NEW YORK The first campaign for Moet Hennessy USA from WPP Group’s Berlin Cameron United encourages people to show off what good taste they have.

Hennessy has long been adopted by rappers as one of their favorite drinks with shout outs and even entire songs dedicated to the expensive after-dinner cognac. The campaign, which includes seven Internet spots and three conventional TV commercials that will begin airing in the next few weeks, continues the drink’s association with the rap scene by having the music created by producer and rapper Pharrell.

In “Lost Weekend,” a 90-second spot that debuted on flauntyourtaste.com this week, a matriarch invites a group of young musicians to spend the weekend at her luxury mansion. What follows is a montage of parties, sailing and poolside shenanigans followed by more parties.

The other online spots will expand on the back-story of some of the characters from “Lost Weekend.” For example, one will show the rivalry between two of the women.

Print ads will appear in magazines such as GQ, Vanity Fair and Vibe.

For Ewen Cameron, CEO and ecd at Berlin Cameron United in New York, getting people to accent what good taste they have is similar to the previous craze of wearing as much diamond jewelry as possible. “Taste is the new bling,” he said.

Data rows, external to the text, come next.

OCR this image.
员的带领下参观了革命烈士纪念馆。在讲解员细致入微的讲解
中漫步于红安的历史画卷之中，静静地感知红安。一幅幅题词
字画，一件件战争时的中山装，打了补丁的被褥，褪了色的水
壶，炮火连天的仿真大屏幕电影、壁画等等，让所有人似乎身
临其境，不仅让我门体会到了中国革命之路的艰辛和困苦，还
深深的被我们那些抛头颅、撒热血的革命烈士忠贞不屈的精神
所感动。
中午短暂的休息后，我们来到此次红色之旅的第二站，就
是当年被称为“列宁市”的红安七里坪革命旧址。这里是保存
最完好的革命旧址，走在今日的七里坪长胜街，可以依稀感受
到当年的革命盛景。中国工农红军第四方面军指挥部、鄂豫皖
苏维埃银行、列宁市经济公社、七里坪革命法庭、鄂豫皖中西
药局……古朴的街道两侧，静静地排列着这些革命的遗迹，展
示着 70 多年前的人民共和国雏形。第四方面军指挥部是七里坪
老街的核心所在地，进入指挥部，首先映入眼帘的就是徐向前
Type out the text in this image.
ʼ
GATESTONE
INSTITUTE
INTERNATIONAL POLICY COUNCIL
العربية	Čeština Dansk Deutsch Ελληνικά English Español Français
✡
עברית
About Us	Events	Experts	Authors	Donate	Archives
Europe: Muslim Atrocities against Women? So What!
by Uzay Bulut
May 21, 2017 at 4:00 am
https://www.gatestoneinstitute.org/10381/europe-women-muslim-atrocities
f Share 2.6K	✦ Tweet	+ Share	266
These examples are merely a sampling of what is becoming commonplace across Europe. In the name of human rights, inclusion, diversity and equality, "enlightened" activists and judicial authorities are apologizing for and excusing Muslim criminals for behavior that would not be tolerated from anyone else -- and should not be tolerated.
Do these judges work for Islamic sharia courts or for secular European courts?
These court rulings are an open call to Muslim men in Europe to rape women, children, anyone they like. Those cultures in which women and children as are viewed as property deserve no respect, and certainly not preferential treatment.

Moet Hennessy USA, a division of LMVH (Louis Vuitton Moet Hennessy), has never shied away from such associations for the brand, sponsoring awards shows where rappers were prominently showcased and having stars such as Rakim and Eric B. in earlier ads.

“Hennessy, volume wise, has a very urban skew to it,” said Cameron. “But what was happening in the urban market and the mainstream market was a move to brands like Belvedere and Grey Goose.”

In an effort to reverse that shift, Berlin decided to emphasize the powerful taste of the cognac while tying it to a refined lifestyle that enjoys flaunting its sophistication.

“The urban metro market was evolving and the insight we had was the new ultimate consumption was taste,” said Cameron. “Instead of showing off your rims or clothes, it was about showing off the symbols that articulate your taste.”

The seeming contradiction of showing off a refined sense of taste is not lost on Cameron. “You could argue that taste is subtle, but we see having taste as flaunting it. Our audience wants to go out and be noticed, but for their good taste as opposed to objects,” he said.

Berlin won the estimated $10 million account, previously held by Kirshenbaum Bond + Partners, following a review last year.